Alex, thank you. GRAY wouldn’t be what it is today without your tireless support, generosity, friendship, and exquisite imagery. I am shattered. All of us at GRAY miss you.
His life experiences were evident throughout his body of work, which married a sense of southern hospitality with a thoughtful, creative eye. Often emulated by others, Hayden was known for his modern, clean interiors and product shots, capturing his subject matter at its most flattering. His images are at once crisp, clean, and ethereal. He enjoyed exploring the shapes, textures, and dimensionality that light creates as it fills a room.

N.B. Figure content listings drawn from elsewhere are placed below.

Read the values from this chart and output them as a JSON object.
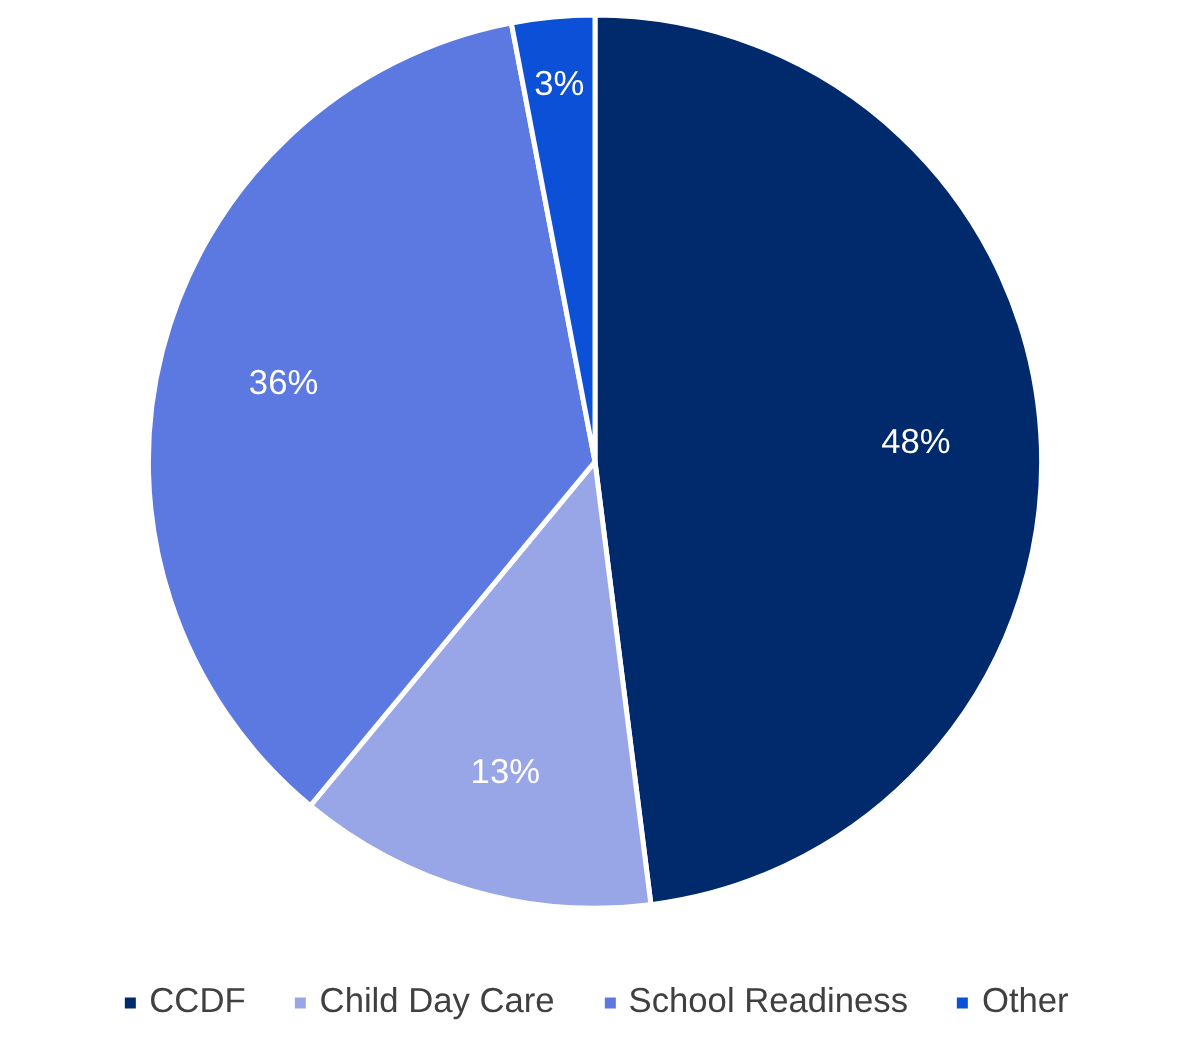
{
  "chart_data": {
    "type": "pie",
    "categories": [
      "CCDF",
      "Child Day Care",
      "School Readiness",
      "Other"
    ],
    "values": [
      48,
      13,
      36,
      3
    ],
    "colors": [
      "#002a6c",
      "#98a6e8",
      "#5b79e1",
      "#0b50d6"
    ],
    "value_labels": [
      "48%",
      "13%",
      "36%",
      "3%"
    ],
    "legend": "bottom"
  }
}
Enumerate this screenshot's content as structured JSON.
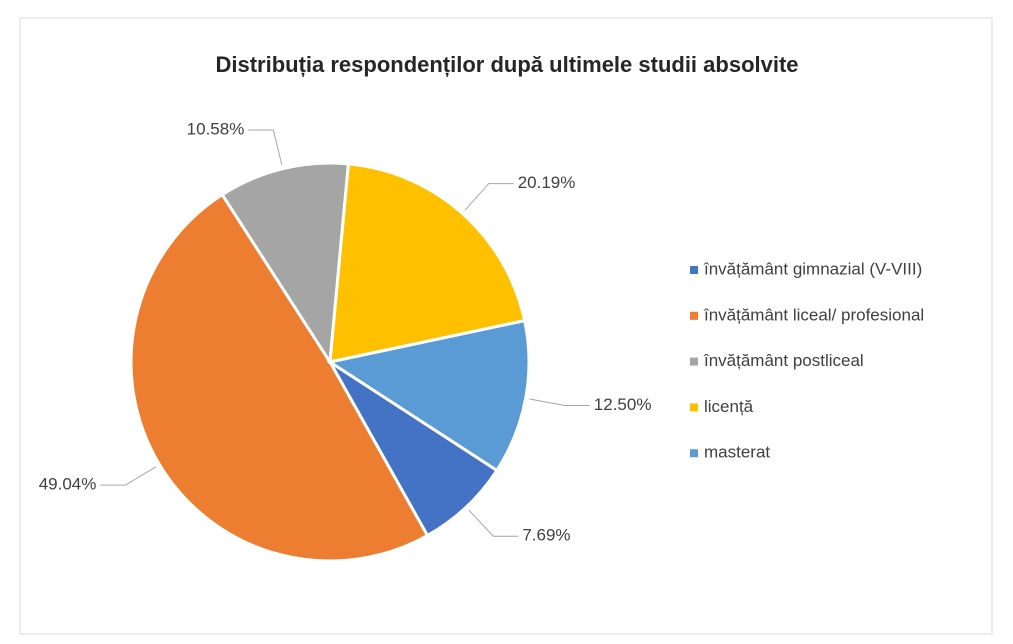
{
  "chart_data": {
    "type": "pie",
    "title": "Distribuția respondenților după ultimele studii absolvite",
    "categories": [
      "învățământ gimnazial (V-VIII)",
      "învățământ liceal/ profesional",
      "învățământ postliceal",
      "licență",
      "masterat"
    ],
    "values": [
      7.69,
      49.04,
      10.58,
      20.19,
      12.5
    ],
    "value_labels": [
      "7.69%",
      "49.04%",
      "10.58%",
      "20.19%",
      "12.50%"
    ],
    "colors": [
      "#4472c4",
      "#ed7d31",
      "#a5a5a5",
      "#ffc000",
      "#5b9bd5"
    ],
    "legend": "right"
  }
}
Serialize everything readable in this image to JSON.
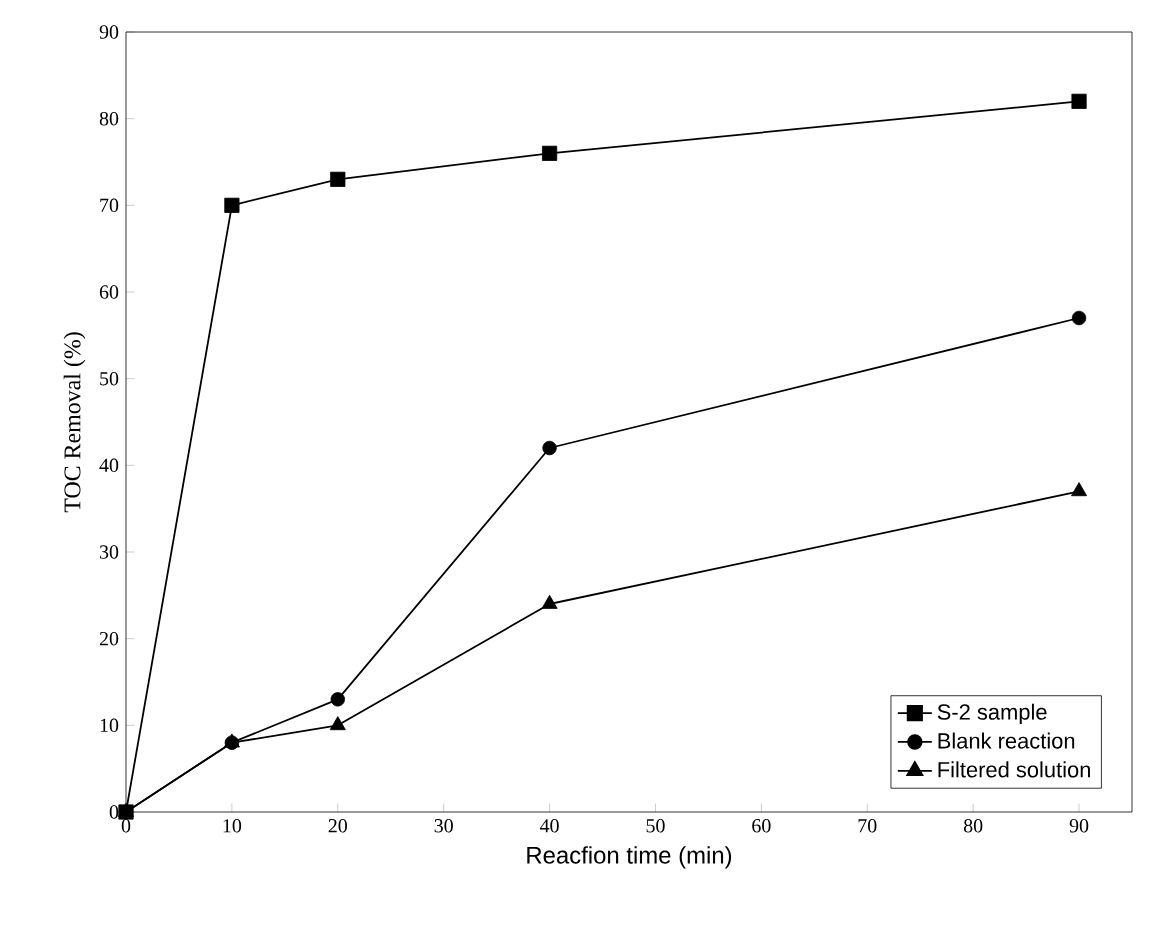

You can see in his work that he thrived on the challenges of the craft, doing on set what others may opt to do digitally in post. Bruce Wolf noted Hayden as an exceptional artificial light photographer.
He shot with a Hasselblad 500CM digital back and a Canon EOS 5D Mark 2. He shot much of his personal work on film, dusting off his 8×10 or 4×5 for special projects.
Hayden was one of the best—and the best to work with—photographers in the country. His dedication and skill were second to none, something he proved time and again with a stable of clients who hired him repeatedly. In addition to his frequent contributions to GRAY—his work appeared in 30 issues out of our 41 to date—he worked for everyone from This Old House and Consumer Reports to Starbucks, Target, and Bosch Appliances. His dedication to the Seattle design community was evident not only in his stellar photography but also in his efforts to accommodate the tight budgets of emerging designers that brought his polished documentation— a key to helping their businesses grow—within reach.
Curiosity, and a desire to continue to learn and understand the medium was evident in his side projects. These included a series of four-second portraits he took of interesting neighbors and friends with his 8×10 and his obsession with taking pictures underwater. He worked a project until it was mastered, then rose to another challenge.
Hayden cheered on fellow photographers and artists such as William Rugen, Paul Sounders, Tim Aguero, Adam Smith, Patrick Bennett, Ron Klein, Michelle Cristalli, Rachel Grunig, to name a few. He often hired up-and-coming photographers to assist his shoots, and generously shared his knowledge, tips, and advice. He used his craft for the good of the community as well, volunteering for several years to photograph portraits and food stills for the Plate of Nations, a multicultural restaurant week in Seattle. For fun, he photographed portraits during neighborhood birthday parties, Fourth of July parties, anniversaries, weddings, and more.
He approached every project, professional or volunteer, with the same gusto. He gave everyone his best. Alex Hayden is gone, but his singular work and legacy will live on as one of the Northwest’s great treasures.